Adanya perbedaan dalam jumlah harta, jenjang pendidikan, asal-usul keturunan, dan kekuasaan membuat manusia dapat disusun secara bertingkat. Ada yang berada di atas, ada pula yang menempati posisi terbawah.
Berdasarkan sifatnya, stratifikasi sosial dapat dibagi menjadi 2:
1.      Stratifikasi Sosial Tertutup
Adalah stratifikasi sosial yang tidak memungkinkan terjadinya perpindahan posisi
(mobilitas sosial)
2.      Stratifikasi Sosial terbuka
Adalah stratifikasi yang mengizinkan adanya mobilitas, baik naik ataupun turun.
Biasanya stratifikasi ini tumbuh pada masyarakat modern.

Bentuk-bentuk mobilitas sosial: 
a. Mobilitas Sosial Horizontal
Di sini, perpindahan yang terjadi tidak mengakibatkan berubahnya status dan kedudukan individu yang melakukan mobilitas.
b. Mobilitas Sosial Vertikal
Mobilitas sosial yang terjadi mengakibatkan terjadinya perubahan status dan kedudukan individu.
Mobilitas sosial vertikal terbagi menjadi 2:
v  Vertikal naik
Status dan kedudukan individu naik setelah terjadinya mobilitas sosial tipe ini.
v  Vertikal turun
Status dan kedudukan individu turun setelah terjadinya mobilitas sosial tipe ini.
c. Mobilitas antargenerasi
Ini bisa terjadi bila melibatkan dua individu yang berasal dari dua generasi yang berbeda.
d.
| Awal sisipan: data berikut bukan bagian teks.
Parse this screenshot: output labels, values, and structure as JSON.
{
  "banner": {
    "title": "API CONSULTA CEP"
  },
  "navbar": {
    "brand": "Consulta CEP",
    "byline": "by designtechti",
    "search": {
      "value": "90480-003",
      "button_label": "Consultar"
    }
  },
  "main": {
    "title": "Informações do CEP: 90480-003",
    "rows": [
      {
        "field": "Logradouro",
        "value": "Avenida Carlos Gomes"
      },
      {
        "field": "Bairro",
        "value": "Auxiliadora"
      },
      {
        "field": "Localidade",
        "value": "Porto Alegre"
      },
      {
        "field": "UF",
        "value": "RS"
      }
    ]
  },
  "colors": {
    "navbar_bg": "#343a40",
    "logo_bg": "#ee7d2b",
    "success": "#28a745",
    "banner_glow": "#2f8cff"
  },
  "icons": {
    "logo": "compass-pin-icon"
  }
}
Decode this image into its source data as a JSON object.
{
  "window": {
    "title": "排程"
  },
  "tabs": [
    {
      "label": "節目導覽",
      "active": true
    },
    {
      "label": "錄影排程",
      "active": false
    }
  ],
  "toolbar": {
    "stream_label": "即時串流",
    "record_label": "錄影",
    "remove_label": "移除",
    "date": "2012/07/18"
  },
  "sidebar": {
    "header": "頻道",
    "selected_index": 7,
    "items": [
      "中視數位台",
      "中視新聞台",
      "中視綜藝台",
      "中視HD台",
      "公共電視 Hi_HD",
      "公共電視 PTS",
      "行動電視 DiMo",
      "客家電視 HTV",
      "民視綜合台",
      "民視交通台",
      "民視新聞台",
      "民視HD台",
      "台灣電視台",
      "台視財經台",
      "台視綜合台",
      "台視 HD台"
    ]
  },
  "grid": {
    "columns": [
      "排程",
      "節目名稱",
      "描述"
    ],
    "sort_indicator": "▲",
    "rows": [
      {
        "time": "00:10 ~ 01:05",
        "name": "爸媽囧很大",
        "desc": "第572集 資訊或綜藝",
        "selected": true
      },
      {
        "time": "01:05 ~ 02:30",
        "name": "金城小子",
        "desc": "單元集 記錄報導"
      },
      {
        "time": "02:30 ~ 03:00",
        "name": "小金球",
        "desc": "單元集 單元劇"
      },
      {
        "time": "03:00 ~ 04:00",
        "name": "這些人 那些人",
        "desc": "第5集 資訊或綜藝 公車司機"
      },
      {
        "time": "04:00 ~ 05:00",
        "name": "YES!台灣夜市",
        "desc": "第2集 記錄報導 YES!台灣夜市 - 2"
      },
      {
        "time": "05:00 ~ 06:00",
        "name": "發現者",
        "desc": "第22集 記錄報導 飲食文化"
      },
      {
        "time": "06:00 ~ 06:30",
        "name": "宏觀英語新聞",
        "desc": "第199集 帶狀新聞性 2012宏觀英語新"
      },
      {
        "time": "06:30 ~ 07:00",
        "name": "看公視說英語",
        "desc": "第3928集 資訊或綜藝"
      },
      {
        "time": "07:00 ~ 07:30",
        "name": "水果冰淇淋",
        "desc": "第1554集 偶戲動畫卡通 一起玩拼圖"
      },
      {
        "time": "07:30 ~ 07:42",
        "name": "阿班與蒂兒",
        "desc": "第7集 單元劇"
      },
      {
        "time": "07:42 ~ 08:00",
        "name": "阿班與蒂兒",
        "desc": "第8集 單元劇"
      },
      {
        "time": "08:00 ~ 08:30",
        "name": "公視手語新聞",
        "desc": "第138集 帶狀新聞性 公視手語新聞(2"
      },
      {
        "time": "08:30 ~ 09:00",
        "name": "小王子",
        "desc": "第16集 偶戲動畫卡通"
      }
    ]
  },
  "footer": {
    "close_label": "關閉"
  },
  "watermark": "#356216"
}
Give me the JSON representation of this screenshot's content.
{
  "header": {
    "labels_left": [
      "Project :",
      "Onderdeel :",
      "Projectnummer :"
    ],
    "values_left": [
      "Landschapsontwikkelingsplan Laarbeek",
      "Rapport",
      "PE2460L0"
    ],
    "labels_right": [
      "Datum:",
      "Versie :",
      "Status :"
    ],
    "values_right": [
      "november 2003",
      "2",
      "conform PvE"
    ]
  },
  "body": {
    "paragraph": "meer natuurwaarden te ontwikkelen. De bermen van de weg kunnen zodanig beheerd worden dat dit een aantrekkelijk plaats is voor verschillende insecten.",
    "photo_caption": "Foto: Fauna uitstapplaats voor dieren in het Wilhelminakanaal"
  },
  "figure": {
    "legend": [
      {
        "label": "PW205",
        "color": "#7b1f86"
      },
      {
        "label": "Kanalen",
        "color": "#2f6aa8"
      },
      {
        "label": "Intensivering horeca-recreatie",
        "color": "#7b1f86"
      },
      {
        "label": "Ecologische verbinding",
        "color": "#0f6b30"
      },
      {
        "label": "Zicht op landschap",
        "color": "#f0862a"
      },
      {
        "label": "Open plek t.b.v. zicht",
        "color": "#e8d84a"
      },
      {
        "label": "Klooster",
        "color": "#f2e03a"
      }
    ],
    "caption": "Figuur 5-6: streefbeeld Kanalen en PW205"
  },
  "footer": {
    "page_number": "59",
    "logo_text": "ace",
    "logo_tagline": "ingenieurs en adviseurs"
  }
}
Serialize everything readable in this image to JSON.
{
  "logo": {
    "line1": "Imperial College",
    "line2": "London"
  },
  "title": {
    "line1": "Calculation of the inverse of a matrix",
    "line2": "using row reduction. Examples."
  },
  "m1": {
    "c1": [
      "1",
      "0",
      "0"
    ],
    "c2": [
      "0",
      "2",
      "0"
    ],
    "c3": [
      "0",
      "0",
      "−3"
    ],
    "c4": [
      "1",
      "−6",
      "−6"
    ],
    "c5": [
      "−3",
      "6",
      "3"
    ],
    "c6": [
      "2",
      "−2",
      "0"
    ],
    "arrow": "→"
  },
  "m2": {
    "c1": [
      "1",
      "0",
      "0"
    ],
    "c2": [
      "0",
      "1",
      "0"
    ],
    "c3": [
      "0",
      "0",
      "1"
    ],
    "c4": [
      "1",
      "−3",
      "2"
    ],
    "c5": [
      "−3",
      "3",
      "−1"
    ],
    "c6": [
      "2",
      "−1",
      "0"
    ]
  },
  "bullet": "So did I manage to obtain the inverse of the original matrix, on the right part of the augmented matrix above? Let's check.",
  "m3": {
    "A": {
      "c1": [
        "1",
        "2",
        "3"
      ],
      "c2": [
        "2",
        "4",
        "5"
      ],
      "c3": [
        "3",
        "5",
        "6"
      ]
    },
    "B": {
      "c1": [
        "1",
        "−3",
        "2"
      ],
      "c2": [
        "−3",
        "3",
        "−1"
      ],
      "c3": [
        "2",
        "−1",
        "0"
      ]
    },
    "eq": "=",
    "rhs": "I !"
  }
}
Stratifikasi Sosial Campuran
Hal ini bisa terjadi bila stratifikasi sosial terbuka bertemu dengan stratifikasi sosial tertutup. Anggotanya kemudian menjadi anggota dua stratifikasi sekaligus. Ia harus menyesuaikan diri terhadap dua stratifikasi yang ia anut.
Menurut dasar ukurannya, stratifikasi sosial dibagi menjadi:
a. Dasar ekonomi
Berdasarkan status ekonomi yang dimilikinya, masyarakat dibagi menjadi:
§  Golongan Atas
Termasuk golongan ini adalah orang-orang kaya, pengusaha, penguasan atau orang
yang memiliki penghasilan besar.
§  Golongan Menengah
Terdiri dari pegawai kantor, petani pemilik lahan dan pedagang.;
§  Golongan Bawah
Terdiri dari buruh tani dan budak.
b. Dasar pendidikan
Orang yang berpendidikan rendah menempati posisi terendah, berturut-turut hingga orang yang memiliki pendidikan tinggi.
c. Dasar kekuasaan
Stratifikasi jenis ini berhubungan erat dengan wewenang atau kekuasaan yang dimiliki oleh seseorang. Semakin besar wewenang atau kekuasaan seseorang, semakin tinggi strata sosialnya. Penggolongan yang paling jelas tentang stratifikasi sosial berdasarkan kekuasaan terlihat dalam dunia politik.
Dampak adanya stratifikasi sosial:
a. Dampak Positif
Orang yang berada pada lapisan terbawah akan termotivasi dan terpacu semangatnya untuk bisa meningkatkan kualitas dirinya, kemudian mengadakan mobilitas sosial ke tingkatan yang lebih tinggi.
b. Dampak Negatif
Dapat menimbulkan kesenjangan sosial
B. Diferensiasi Sosial
Menurut Soerjono Soekanto, diferensiasi sosial adalah penggolongan masyarakat atas perbedaan-perbedaan tertentu yang biasanya sama atau sejajar. Jenis diferensiasi antara lain:
a. Diferensiasi ras
Ras adalah su8atu kelompok manusia dengan ciri-ciri fisik bawaan yang sama. Secara umum, manusia dapat dibagi menjadi 3 kelompok ras, yaitu Ras Mongoloid, Negroid, dan Kaukasoid. Orang Indonesia termasuk dalam ras Mongoloid.
b. Diferensiasi suku bangsa
Suku bangsa adalah kategori yang lebih kecil dari ras. Indonesia termasuk negara dengan aneka ragam suku bangsa yang tersebar dari Pulau Sumatera hingga papua.

c. Diferensiasi klen
Klen merupakan kesatuan keturunan, kepercayaan, dan tradisi. Dalam masyarakat Indonesia terdapat 2 bentuk klen utama, yaitu:
a. Klen atas dasar garis keturunan ibu (matrilineal)
Contohnya yang terdapat pada masyarakat Minangkabau.
b. Klen atas dasar garis keturunan ayah (patrilineal)
Contohnya yang terdapat pada masyarakat Batak.
d. Diferensiasi agama
Di Indonesia kita mengenal agama Islam, Kristen, Katolik, Hindu, Buddha, Konghuchu, dan kepercayaan lainnya.
e. Diferensiasi profesi
Masyarakat biasanya dikelompokkan atas dasar jenis pekerjaannya.
f. Diferensiasi jenis kelamin
Berdasarkan jenis kelamin, masyarakat dibagi atas laki-laki dan perempuan yang memiliki derajat yang sama.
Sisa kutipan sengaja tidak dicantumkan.